The European Union is considering making foreign policy decisions subject to majority votes, rather than requiring the unanimous agreement of all members states.
German defence minister Ursula von der Leyen said last month: “We are thinking about perhaps moving towards a majority vote in diplomacy and foreign affairs so that we can respond rapidly to crises and speak with one voice, one European voice.” She spoke at a London School of Economics German Symposium event, Reuters reported.
“And so you cannot be blocked by the one country who doesn’t want you to utter anything in the direction (that) Europe wants to speak.”
While Austria and Luxembourg have refused to expell Russian diplomats, France, Poland and Canada have said that, like Germany, they plan to kick out four diplomats; the Czech Republic and Lithuania three; Italy, Denmark, Spain and the Netherlands two; and Estonia, Latvia, Sweden, Romania, Croatia, Albania and Hungary one.
On Tuesday, Australia also announced that it would expell two Russian diplomats.
Ukrainian President Petro Poroshenko said that Kiev would expel 13, adding without irony that Russia had demonstrated “its dismissive attitude not only to the sovereignty of independent states, but also to the value of human life.”
Moscow pointed out that further measures could be taken “should there be any more hostile actions against Russia”.

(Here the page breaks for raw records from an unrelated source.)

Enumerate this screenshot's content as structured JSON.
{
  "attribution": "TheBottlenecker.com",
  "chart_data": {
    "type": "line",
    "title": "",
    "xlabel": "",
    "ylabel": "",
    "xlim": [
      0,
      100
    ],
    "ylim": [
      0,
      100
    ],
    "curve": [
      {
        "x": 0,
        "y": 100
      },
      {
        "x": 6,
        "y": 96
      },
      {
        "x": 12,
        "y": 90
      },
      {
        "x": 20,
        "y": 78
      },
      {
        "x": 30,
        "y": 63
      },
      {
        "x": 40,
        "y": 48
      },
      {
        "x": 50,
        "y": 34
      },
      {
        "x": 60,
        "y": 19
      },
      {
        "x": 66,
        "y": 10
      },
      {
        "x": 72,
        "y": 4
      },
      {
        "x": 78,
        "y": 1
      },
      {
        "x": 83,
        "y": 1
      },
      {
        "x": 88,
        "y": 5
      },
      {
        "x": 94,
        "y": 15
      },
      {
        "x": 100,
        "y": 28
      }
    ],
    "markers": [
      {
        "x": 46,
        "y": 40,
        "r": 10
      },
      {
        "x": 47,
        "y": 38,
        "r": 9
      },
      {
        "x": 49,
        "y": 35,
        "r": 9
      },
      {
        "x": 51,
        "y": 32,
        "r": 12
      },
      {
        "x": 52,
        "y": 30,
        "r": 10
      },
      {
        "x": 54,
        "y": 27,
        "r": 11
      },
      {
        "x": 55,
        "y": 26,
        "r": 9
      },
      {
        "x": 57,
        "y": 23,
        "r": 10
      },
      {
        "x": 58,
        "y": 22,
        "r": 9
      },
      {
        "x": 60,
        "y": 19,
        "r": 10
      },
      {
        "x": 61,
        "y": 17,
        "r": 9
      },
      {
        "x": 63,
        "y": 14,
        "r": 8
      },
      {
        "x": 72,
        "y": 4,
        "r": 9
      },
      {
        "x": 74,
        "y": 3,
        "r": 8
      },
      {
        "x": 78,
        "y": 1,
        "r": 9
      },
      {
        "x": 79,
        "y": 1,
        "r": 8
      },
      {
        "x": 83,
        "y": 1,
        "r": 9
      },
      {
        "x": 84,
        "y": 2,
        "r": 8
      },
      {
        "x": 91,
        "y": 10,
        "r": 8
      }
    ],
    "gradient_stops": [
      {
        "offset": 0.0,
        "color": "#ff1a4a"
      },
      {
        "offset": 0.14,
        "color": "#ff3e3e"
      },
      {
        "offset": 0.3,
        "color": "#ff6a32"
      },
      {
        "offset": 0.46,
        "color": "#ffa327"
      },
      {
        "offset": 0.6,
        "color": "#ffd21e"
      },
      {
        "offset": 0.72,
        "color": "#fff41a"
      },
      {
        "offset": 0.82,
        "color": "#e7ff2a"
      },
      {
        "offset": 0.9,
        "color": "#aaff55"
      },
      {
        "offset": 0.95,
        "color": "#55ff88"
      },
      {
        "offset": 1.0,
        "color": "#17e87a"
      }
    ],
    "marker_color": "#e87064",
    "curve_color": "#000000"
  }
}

NATO has been threatening the European Union, using baculine discipline, Russian Foreign Ministry Spokeswoman Maria Zakharova told Russian news agency TASS on Monday.
“The baculine discipline in the European Union… We know only too well who is behind the European Union: NATO is behind the European Union,” she said in an interview with the 60 Minutes program on the Rossiya-1 television channel. “The European Union is an attractive political construct, with the powerful North Atlantic Alliance being behind it.”
“The task was to demonize Russia and what we are witnessing now is part of a long-term program of unbridled Russophobia. It is a matter of not only Russia as a country, it is a matter of Russians and the Russian people,” she added.